No conformes, ambos lanzaron
miradas de hielo para que Heráclito terminara la idea, quien al final,
acorralado, confesó:
—Y yo, y yo…me colgué
—balbuceó—. Pasa que en mis últimas vidas, desde la edad de bronce más o menos,
tuve algunos “altercados”; a ver, fui el ángel de la guarda
del heredero del trono austro-húngaro, el archiduque Francisco
Fernando de Habsburgo, lo deben conocer por libros de historia, con su
asesinato se desencadenó la primera guerra mundial. Pavadas vieron. También fui
escudero, presidente, pero son cositas que no vienen al caso. Dios me dijo que
si me redimía ayudándolo con esto de los sueños me salvaba. Somos gente grande,
¿nos entendemos?
—Ahora entiendo un
poco las cosas, de todas formas ya estamos en el baile y no creo que le moleste
tanto, sino ya hubiera lanzado toda su ira contra nosotros —analizó el pintor.
El sonido estrepitoso del
teléfono arruinó ese intento de calma en el ambiente. Los tres miraron en todas
direcciones, no sabían de dónde venía el chirrido hasta que advirtieron la intensidad
del sonido desde el armario. Homero se adelantó y lo abrió, no sin antes putear
y exclamar:
—¿Qué onda? ¿Acá tienen teléfonos
en todos lados? ¿Cuánto les viene a fin de mes? —se indignó el pintor y tomó el
tubo con rapidez— ¿Hola? ¿Quién es?
—Yo, Dios, los estoy mirando que
están dele cuchichear con Heráclito. Quería saber si todo estaba en orden, no
vaya a ser que me estén ocultando algo, ¿no? —se oyó como advertencia divina
del otro lado de la línea.
—Na´ que ver, Dios, casi que nos
conocemos de toda una vida, cómo te vamos a estar caminando, justamente a vos
—temblaba como una hoja sacudida por el viento— despreocúpate.
El pintor pudo apreciar otra voz
junto a la del todopoderoso, oyó algo así como un reto:
—Tenés que bajar tu paranoia, es
una conducta que refleja tu clara y enorme inseguridad, así en estas
condiciones se te va a hacer cuesta arriba estar a cargo del Cosmos.
—Esperá Freud, que quedó el
teléfono descolgado, ahora sí, me decías que…
Entonces el berrinche que hizo el teléfono descolgado le impidió
enterarse el remate de la charla.

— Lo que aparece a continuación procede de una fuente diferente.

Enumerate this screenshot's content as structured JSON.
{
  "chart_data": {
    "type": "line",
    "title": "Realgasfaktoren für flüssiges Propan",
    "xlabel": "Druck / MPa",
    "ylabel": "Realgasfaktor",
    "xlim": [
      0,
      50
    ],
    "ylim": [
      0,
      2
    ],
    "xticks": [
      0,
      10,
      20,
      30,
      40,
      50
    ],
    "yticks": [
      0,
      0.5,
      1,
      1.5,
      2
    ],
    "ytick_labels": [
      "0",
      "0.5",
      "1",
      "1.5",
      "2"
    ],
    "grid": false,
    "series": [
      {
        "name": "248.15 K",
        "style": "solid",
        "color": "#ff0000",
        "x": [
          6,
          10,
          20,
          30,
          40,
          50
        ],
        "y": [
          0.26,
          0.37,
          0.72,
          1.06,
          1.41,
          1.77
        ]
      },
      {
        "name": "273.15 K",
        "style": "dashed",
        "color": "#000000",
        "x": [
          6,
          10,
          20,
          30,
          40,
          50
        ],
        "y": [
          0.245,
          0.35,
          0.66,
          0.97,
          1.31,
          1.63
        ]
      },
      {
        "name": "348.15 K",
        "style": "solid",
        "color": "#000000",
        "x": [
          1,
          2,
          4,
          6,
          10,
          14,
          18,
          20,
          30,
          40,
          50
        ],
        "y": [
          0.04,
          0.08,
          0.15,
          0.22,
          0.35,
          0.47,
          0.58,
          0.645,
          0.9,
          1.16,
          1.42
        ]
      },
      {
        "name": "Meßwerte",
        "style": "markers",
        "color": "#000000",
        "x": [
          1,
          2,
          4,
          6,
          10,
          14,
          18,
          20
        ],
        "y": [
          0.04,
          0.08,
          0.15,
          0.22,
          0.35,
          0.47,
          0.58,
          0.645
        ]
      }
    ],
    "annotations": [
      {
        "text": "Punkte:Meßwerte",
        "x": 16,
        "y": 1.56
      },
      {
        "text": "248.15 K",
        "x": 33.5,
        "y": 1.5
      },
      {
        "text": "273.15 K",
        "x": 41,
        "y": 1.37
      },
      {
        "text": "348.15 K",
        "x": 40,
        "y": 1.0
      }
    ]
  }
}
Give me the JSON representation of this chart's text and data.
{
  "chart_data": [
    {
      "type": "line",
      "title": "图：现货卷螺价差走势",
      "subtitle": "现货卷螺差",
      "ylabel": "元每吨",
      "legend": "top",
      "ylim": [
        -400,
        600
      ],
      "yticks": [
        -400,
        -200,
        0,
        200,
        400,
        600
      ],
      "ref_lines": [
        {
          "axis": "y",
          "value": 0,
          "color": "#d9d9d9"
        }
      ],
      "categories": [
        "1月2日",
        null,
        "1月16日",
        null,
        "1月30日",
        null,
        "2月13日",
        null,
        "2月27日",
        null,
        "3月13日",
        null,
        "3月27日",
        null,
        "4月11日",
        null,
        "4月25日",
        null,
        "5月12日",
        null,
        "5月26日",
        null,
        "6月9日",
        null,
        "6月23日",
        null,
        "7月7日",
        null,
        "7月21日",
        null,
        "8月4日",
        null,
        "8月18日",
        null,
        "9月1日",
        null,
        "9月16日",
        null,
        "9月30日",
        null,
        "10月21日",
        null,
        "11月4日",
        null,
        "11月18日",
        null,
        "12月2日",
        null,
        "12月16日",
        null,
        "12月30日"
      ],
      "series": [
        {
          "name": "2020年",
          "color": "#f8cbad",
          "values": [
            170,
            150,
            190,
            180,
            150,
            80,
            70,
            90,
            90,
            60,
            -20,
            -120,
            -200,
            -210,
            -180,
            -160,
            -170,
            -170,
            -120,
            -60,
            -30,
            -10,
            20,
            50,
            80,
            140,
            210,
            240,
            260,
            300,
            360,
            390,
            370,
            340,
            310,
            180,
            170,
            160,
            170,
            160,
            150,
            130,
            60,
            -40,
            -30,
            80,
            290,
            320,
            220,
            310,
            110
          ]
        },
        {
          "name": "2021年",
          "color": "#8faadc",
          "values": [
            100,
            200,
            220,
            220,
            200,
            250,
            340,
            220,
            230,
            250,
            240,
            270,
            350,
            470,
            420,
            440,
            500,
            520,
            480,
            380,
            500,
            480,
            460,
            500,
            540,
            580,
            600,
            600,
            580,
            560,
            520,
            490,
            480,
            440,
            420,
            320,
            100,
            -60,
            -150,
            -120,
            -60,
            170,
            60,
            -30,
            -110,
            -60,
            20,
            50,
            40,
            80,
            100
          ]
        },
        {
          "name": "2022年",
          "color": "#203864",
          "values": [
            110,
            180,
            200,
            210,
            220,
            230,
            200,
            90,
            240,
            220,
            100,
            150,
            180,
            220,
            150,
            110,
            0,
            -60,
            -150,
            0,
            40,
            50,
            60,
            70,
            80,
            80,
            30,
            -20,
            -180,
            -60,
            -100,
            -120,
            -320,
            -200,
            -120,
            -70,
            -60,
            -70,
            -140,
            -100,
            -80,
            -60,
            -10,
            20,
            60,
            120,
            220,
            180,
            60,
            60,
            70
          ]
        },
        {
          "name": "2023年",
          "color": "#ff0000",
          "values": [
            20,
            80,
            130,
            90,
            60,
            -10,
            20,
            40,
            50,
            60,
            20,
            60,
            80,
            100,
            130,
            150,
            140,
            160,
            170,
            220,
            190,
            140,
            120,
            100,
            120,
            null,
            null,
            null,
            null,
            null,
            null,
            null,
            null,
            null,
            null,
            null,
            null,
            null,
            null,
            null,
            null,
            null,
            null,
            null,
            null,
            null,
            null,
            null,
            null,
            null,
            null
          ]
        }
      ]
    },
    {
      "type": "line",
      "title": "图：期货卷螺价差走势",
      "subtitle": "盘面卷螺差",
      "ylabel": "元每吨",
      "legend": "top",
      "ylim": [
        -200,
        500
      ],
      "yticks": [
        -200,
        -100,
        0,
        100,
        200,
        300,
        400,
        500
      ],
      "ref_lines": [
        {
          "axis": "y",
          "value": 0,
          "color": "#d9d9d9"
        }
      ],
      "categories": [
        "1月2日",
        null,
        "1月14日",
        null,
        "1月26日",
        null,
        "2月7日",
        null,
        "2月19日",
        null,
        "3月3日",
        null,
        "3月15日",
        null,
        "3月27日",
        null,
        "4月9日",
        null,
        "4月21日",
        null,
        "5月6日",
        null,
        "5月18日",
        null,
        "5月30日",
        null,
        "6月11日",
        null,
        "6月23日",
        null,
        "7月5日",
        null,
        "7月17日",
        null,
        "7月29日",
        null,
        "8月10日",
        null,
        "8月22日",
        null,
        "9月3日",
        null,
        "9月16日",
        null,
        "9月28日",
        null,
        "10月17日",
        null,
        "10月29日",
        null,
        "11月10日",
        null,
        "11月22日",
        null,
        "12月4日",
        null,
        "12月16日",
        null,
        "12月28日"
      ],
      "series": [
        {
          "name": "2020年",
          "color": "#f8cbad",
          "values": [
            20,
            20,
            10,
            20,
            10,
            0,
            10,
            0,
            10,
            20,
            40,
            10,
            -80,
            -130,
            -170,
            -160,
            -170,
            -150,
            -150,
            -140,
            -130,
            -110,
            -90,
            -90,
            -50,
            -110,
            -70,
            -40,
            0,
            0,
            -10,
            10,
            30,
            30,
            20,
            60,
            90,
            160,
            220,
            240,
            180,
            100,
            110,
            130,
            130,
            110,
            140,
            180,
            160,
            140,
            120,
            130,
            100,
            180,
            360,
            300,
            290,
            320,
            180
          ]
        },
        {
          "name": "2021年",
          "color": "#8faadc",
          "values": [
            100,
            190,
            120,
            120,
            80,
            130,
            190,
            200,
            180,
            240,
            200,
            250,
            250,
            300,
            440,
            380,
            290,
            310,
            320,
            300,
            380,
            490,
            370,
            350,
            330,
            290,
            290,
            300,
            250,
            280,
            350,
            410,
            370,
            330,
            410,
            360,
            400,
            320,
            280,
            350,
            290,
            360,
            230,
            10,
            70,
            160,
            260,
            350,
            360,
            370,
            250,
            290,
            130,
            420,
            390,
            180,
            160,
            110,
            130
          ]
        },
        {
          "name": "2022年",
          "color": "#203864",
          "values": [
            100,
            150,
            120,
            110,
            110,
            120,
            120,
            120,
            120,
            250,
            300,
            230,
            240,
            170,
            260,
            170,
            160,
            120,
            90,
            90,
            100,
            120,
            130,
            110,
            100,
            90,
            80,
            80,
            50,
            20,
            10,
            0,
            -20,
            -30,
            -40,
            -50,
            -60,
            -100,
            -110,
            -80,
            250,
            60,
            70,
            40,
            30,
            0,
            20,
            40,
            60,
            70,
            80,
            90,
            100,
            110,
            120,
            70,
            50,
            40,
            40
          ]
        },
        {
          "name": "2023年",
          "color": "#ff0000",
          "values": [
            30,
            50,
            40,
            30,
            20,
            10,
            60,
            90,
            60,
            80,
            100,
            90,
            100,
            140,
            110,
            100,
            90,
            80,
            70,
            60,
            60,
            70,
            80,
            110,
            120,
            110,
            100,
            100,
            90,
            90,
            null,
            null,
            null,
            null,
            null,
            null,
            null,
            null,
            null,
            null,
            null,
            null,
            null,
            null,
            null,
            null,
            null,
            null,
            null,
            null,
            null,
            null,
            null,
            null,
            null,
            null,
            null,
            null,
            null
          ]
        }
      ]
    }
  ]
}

Mientras todo eso ocurría, Mario y Heráclito
miraban al pintor con cara de perro mojado. Homero quedó mirando al horizonte
pensativo, mientras las nubes ajenas a todo drama humano y divino seguían su
danza armoniosa, para sólo arremeter con una pregunta retórica:
—Dios se psicoanaliza, no lo
puedo creer, ¿cuántos años de terapia tomaría asimilar todo esto?
Se miraron con cara de “ni idea”
pero, a fin de cuentas, respiraron aliviados: la salud mental de Dios estaba,
dentro de todo, en buenas manos y con eso, su “secreto” podía prevalecer.